1.在启动axiom生成的程序中,我发现输出里总是有一些如"billboard_type","billboard_origin"这些不能解析,我开始还在想是不是文件格式版本过期或是啥的,反正后面我查了下,发现这些是有对应解析类的,在对比对应的Ogre相应位置代码,发现ParticleSystemRenderer在Ogre中是多重继承,C#天生不支持,但是我发现ScriptableObject本身是从DisposableObject继承的,那么只需要把ParticleSystemRenderer 从DisposableObject 继承改为从ScriptableObject 继承,然后在BillboardParticleRenderer类中方法SetParameter 修改成如下:
public override bool SetParameter(string attr, string val) { try { Properties[attr] = val; return true; } catch (Exception e) { LogManager.Instance.Write(e.Message); return false; } //if ( this.attribParsers.ContainsKey( attr ) ) //{ // var args = new object[2]; // args[ 0 ] = val.Split( ' ' ); // args[ 1 ] = this; // this.attribParsers[ attr ].Invoke( null, args ); // //ParticleSystemRendererAttributeParser parser = // // (ParticleSystemRendererAttributeParser)attribParsers[attr]; // //// call the parser method // //parser(val.Split(' '), this); // return true; //} //return false; }
具体修改意义我简单说下,原来的修改格式是针对内部特性方法的,但是BillboardParticleRenderer类里全是内部特性类的,从前面的继承修改加这段代码,就是为了让BillboardParticleRenderer能自己查找自己的特性类并找到对应的设置方法.

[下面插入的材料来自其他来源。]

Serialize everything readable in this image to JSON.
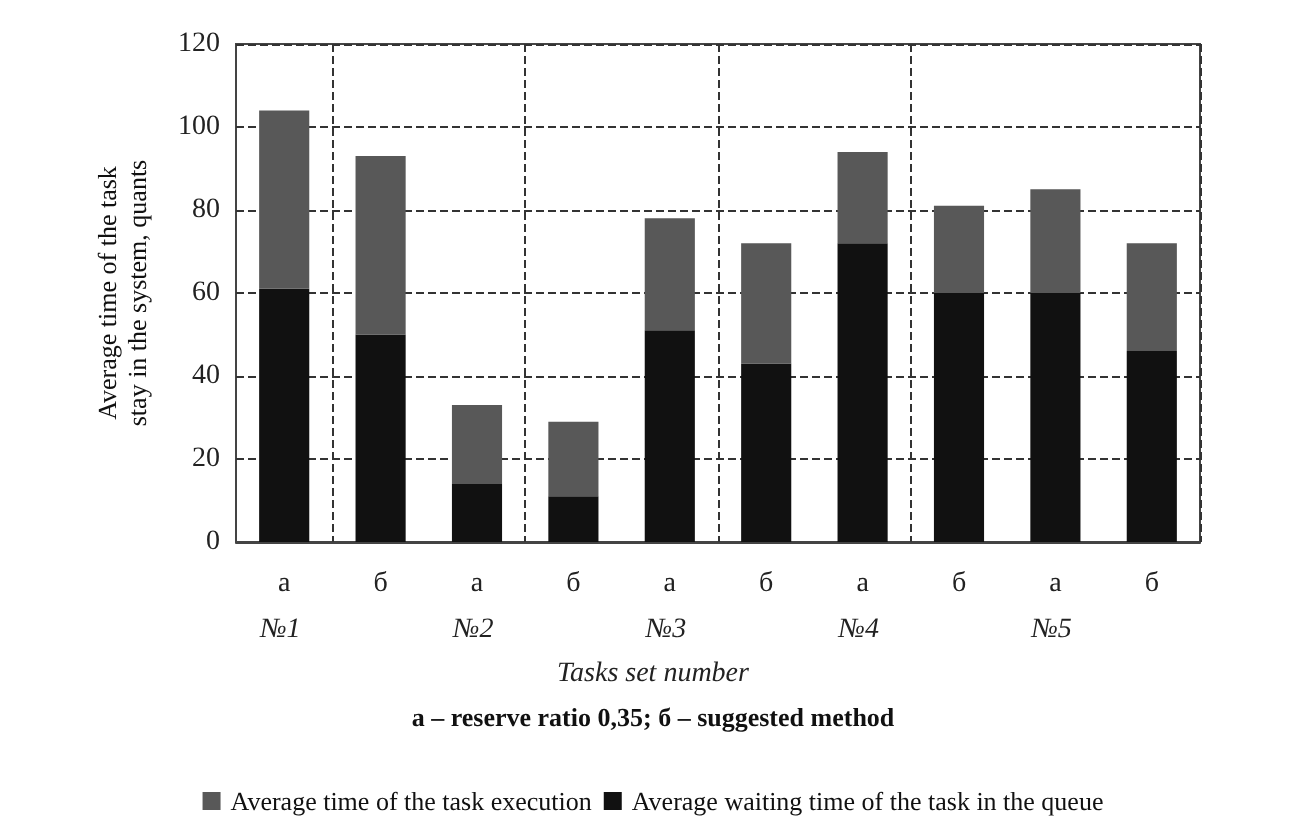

2.这个BUG和ManualObject有关,我在设置ManualObject时,发现一些奇怪的问题,设置的颜色不能用,当时还以为是材质,灯光这些,后面全排除后,找到ManualObject里的CopyTempVertexToBuffer方法,发现有处逻辑不对.如下修改:
protected virtual void CopyTempVertexToBuffer() { this.tempVertexPending = false; var rop = this.currentSection.RenderOperation; if (rop.vertexData.vertexCount == 0 && !this.currentUpdating) { // first vertex, autoorganise decl var oldDcl = rop.vertexData.vertexDeclaration; rop.vertexData.vertexDeclaration = oldDcl.GetAutoOrganizedDeclaration(false, false); HardwareBufferManager.Instance.DestroyVertexDeclaration(oldDcl); } ResizeTempVertexBufferIfNeeded(++rop.vertexData.vertexCount); var elemList = rop.vertexData.vertexDeclaration.Elements; #if !AXIOM_SAFE_ONLY unsafe #endif { // get base pointer var buf = BufferBase.Wrap(this.tempVertexBuffer); buf.Ptr = this.declSize * (rop.vertexData.vertexCount - 1); //var pFloat = buf.ToFloatPointer(); //var pRGBA = buf.ToUIntPointer(); foreach (var elem in elemList) { var offest = elem.Offset; buf.Ptr += offest; var pFloat = buf.ToFloatPointer(); var pRGBA = buf.ToUIntPointer(); var idx = 0; RenderSystem rs; int dims; switch (elem.Semantic) { case VertexElementSemantic.Position: pFloat[idx++] = this.tempVertex.position.x; pFloat[idx++] = this.tempVertex.position.y; pFloat[idx] = this.tempVertex.position.z; break; case VertexElementSemantic.Normal: pFloat[idx++] = this.tempVertex.normal.x; pFloat[idx++] = this.tempVertex.normal.y; pFloat[idx] = this.tempVertex.normal.z; break; case VertexElementSemantic.TexCoords: dims = VertexElement.GetTypeCount(elem.Type); for (var t = 0; t < dims; ++t) { pFloat[idx++] = this.tempVertex.texCoord[elem.Index][t]; } break; case VertexElementSemantic.Diffuse: rs = Root.Instance.RenderSystem; if (rs != null) { pRGBA[idx] = (uint)rs.ConvertColor(this.tempVertex.color); } else { pRGBA[idx] = (uint)this.tempVertex.color.ToRGBA(); // pick one! } break; default: // nop ? break; } } } }
简单来说,和原来地形的高度生成错误比较类似,把字节个数直接当做索引来用,ManualObject里的元素都是4个字节,还有一个简单的方法,直接让indx=elem.offset/4应该也是对的,但是我认为这种修改方法不算太好,如采用现在的方法.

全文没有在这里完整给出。